Il convient de s’intéresser à un arrêt qui a été rendu par la Cour d’appel d’Aix-en-Provence en octobre 2014 en droit de la saisie immobilière.
Dans cette affaire, le débiteur, qui en l’état de la déchéance du terme n’est plus appelé emprunteur mais bel et bien « débiteur » avec toute la connotation négative juridique et psychologique que cela peut comporter, avait pris soin de contester la procédure de saisie immobilière et avait soulevé grand nombre de moyens de fait et de droit à l’encontre de l’établissement bancaire, ce qui avait amené la banque à solliciter plusieurs renvois pour pouvoir répliquer.
Cela s’explique notamment sur un terrain procédural, puisque dans le cadre spécifique de la procédure de saisie immobilière, le débiteur qui ne soulève pas un moyen de fait ou de droit devant le juge de l’orientation ne peux plus le faire par la suite. En effet, il ne peut plus évoquer de moyen nouveau suite à cette audience d’orientation qui joue un véritable rôle de purge.
L’emprunteur malheureux avait notamment contesté les décomptes établis par l’établissement bancaire qui avait cru bon à la fois solliciter la majoration des intérêts et en même temps tirer avantage de la déchéance du terme.
En effet, la banque avait cru bon majorer l’ensemble de ses intérêts, au visa de l’article L.312-22 du Code la consommation tout en prononçant la déchéance du terme.
Or, cette article précise qu’en cas de défaillance de l’emprunteur, le prêteur se réserve la possibilité, selon l’article L.312-22 du Code de la consommation, soit d’appliquer une majoration du taux d’intérêt, dans ce cas le taux d’intérêt est majoré de 3 points à compter de la première échéance restée en souffrance jusqu’à la reprise du cours normal des intérêts contractuels, soit d’exiger le remboursement immédiat du solde du capital restant dû, l’emprunteur étant alors redevable dans certains cas, et selon les contrats de prêt, d’une indemnité de résiliation calculée sur la base des sommes restant dues au titre du capital restant dû, ainsi que des intérêts échus non réglés.

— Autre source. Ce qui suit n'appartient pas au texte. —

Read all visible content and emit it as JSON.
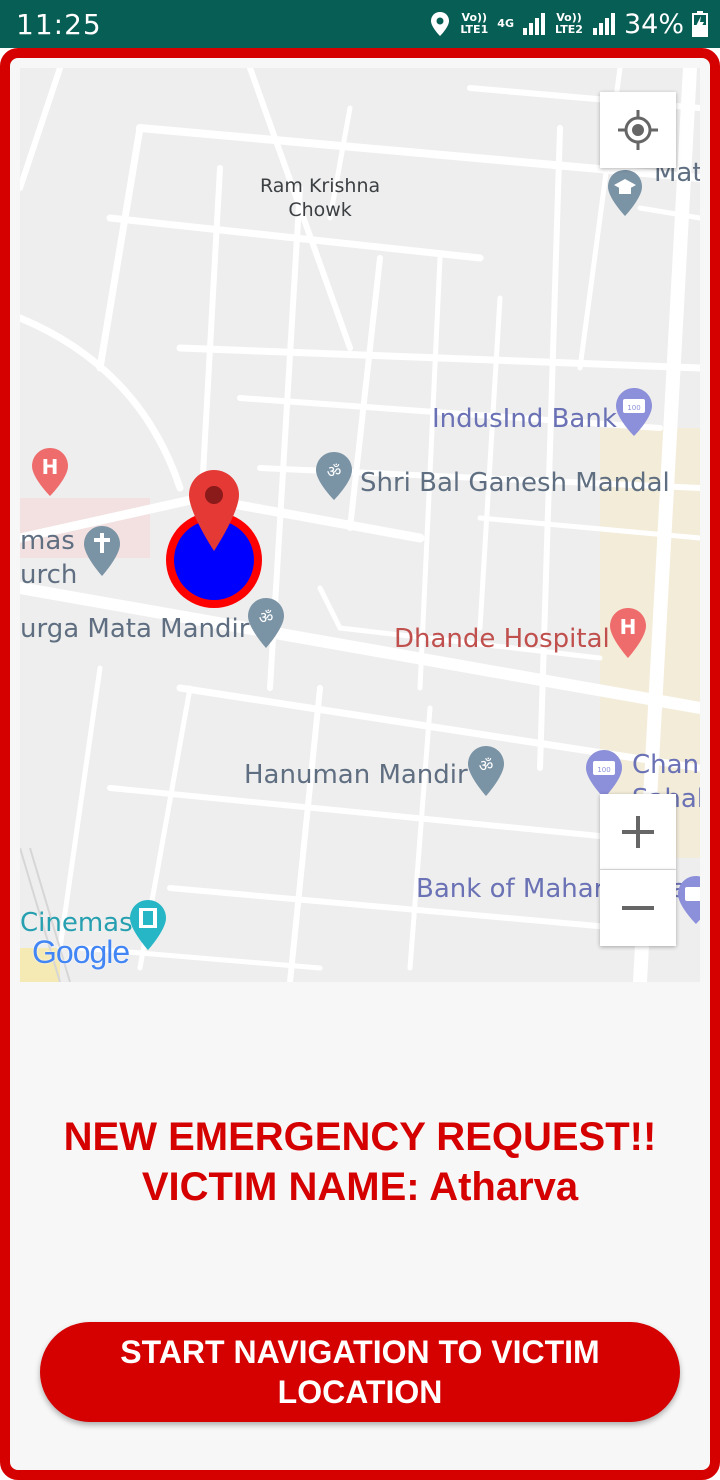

Ainsi, il apparaît évident à la simple lecture de cet article du Code de la consommation, protecteur des consommateurs (est-il besoin de le rappeler) qu’il y a deux choix possibles lesquels ne sont pas cumulables, mais bel et bien alternatifs.
Soit la banque sollicite le remboursement immédiat du solde restant dû, ce qui équivaut à une déchéance du terme, soit les intérêts sont majorés jusqu’à la reprise du cours normal des échéances contractuelles.
Or, dans le cas d’espèce, la banque avait adressé deux décomptes erronés, avait à la fois prononcé la déchéance du terme et avait cru bon, en même temps, solliciter la majoration des intérêts.
L’emprunteur avait fait le choix de contester la déchéance du terme, ce qui permet notamment de remettre en question le caractère exigible de la créance de la banque.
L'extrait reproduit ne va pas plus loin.